From Guest Blogger Lizzie Weakly: Your Civic Duty–How You Can Help Your Community Become Greener
Being environmentally conscious is critical to the world’s well-being, especially with climate change as a major concern. Becoming green is a trendy topic that might seem overwhelming, but it can be simplified. Do your part so that the entire community can become greener. Your civic duty is calling, and it’s a simple step in the right direction.
Start a Community Garden
Planting various plants offers several green benefits to your neighborhood. Depending on the plants, you can feed your community with fresh produce. This practice alone reduces emissions in the air because neighbors don’t have to drive to the market for their fruits and vegetables. The plants themselves help the air quality as they transpire oxygen and carbon dioxide too.
Implement Recycling-Bin Usage
Some neighborhoods are limited to just trash bins during their weekly garbage pickups. Contact a local recycling company and inquire about alternative bins. Yard waste, aluminum and paper items can all be separated into various bins so that they’re picked up and recycled. Discarding these items into trash bins alone is detrimental to the environment. Separate bins simply make recycling as easy as possible for the entire community.
Consider Bike Paths
When a community doesn’t have any discernible bike paths, the automatic reaction is to drive a vehicle. Clean up the community’s air quality and reduce the number of vehicles on the road by installing bike paths. These roadways don’t have to be expensive paved areas either. With the city’s approval, a road shoulder or gravel space can become a bike path.
Get Educated
Make your community greener by earning a master’s of law degree online. By studying environmental law, this degree can help you devise and implement better protocols around town. Solar energy used at the government level, for example, might be possible with the help of your advanced degree.
Create Community Clean-Up Events
Trash lining up along community fences and gutters is a possibility for most areas. Gather together some friends and family within the community, and create a cleanup day. Pick up trash each month so that the waterways can remain clean and safe for wildlife. These events also spark conversation among people so that they can learn more about being green.
Once you start a greening process in your community, spread the word to friends and family. They may want to do their civic duty by starting their own green initiative, but they aren’t sure how to start one. With a few tips among friends, a community can become green in only a few weeks.
Good Evening Lizzie,
These are all good , practical and effective measures that can lead to positive programs that get some results.

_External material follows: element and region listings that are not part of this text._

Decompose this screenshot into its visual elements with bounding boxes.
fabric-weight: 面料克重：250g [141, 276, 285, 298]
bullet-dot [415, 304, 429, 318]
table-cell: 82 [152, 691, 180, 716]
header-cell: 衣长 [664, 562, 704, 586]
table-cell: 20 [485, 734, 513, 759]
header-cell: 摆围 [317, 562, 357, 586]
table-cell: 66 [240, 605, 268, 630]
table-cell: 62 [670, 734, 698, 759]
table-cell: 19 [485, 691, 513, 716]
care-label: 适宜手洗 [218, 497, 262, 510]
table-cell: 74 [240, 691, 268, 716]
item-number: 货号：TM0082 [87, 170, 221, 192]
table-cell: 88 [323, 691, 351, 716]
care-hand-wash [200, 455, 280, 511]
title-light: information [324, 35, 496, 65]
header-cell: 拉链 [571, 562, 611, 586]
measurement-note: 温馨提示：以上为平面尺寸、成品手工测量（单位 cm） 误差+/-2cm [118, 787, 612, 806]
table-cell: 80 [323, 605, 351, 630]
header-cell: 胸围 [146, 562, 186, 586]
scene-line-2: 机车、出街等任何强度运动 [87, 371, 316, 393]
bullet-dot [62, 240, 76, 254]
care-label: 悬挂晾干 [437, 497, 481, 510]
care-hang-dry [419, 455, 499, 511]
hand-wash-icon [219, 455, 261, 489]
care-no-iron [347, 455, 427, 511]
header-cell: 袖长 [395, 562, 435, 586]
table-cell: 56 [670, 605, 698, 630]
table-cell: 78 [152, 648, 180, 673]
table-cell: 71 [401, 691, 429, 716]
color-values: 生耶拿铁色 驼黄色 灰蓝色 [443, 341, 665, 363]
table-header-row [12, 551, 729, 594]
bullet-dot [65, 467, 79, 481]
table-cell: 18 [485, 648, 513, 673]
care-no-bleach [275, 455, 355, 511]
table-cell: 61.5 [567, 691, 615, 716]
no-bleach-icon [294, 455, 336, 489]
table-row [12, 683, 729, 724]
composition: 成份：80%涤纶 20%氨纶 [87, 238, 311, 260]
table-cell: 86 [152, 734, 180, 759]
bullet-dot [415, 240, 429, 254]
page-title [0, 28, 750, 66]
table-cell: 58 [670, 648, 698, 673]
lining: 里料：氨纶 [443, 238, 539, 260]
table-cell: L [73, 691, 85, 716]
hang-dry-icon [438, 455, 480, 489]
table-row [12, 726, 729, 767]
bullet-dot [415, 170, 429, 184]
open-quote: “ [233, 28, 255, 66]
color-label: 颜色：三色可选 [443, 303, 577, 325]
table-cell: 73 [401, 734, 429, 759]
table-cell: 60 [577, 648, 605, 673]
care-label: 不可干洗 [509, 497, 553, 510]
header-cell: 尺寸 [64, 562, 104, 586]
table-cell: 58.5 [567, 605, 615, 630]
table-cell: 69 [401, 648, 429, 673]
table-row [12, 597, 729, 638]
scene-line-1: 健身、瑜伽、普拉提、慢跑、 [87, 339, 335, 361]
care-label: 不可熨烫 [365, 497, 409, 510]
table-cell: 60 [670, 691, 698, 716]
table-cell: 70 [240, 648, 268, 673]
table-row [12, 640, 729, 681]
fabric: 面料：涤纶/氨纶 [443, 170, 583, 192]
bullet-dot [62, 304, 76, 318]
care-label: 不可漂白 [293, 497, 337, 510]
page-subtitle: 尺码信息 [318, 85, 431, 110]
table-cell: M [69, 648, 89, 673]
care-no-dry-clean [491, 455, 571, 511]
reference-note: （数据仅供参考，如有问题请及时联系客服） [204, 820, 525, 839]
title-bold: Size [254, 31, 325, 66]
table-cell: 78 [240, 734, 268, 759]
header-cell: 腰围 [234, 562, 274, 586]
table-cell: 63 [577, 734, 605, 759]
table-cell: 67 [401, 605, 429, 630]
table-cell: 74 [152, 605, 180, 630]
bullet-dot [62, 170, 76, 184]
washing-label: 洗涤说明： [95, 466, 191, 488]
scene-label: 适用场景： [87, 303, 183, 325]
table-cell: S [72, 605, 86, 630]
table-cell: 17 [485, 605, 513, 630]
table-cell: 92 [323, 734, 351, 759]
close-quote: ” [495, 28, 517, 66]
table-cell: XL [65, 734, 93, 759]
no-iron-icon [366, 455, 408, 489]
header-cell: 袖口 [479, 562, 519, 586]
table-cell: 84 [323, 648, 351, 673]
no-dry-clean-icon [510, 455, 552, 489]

Some colleagues and myself are working with the PURPA law of 1978 to craft a special solar garden for our local schools and leverage excess production for resale to the local utility at both the avoided cost of fuel and capacity value. This way the District can make a better return on their investment by selling excess power to the Grid during 52 weekends, Holiday season and during 7 or 8 summer peak weeks . The aggregated impact will make a bigger difference and impact, while also creating some learning experience platforms by having schools host solar installations .
Then some of the other good ideas you presented like the community gardens and more recycling programs could gain better traction as they are part of a system of good living.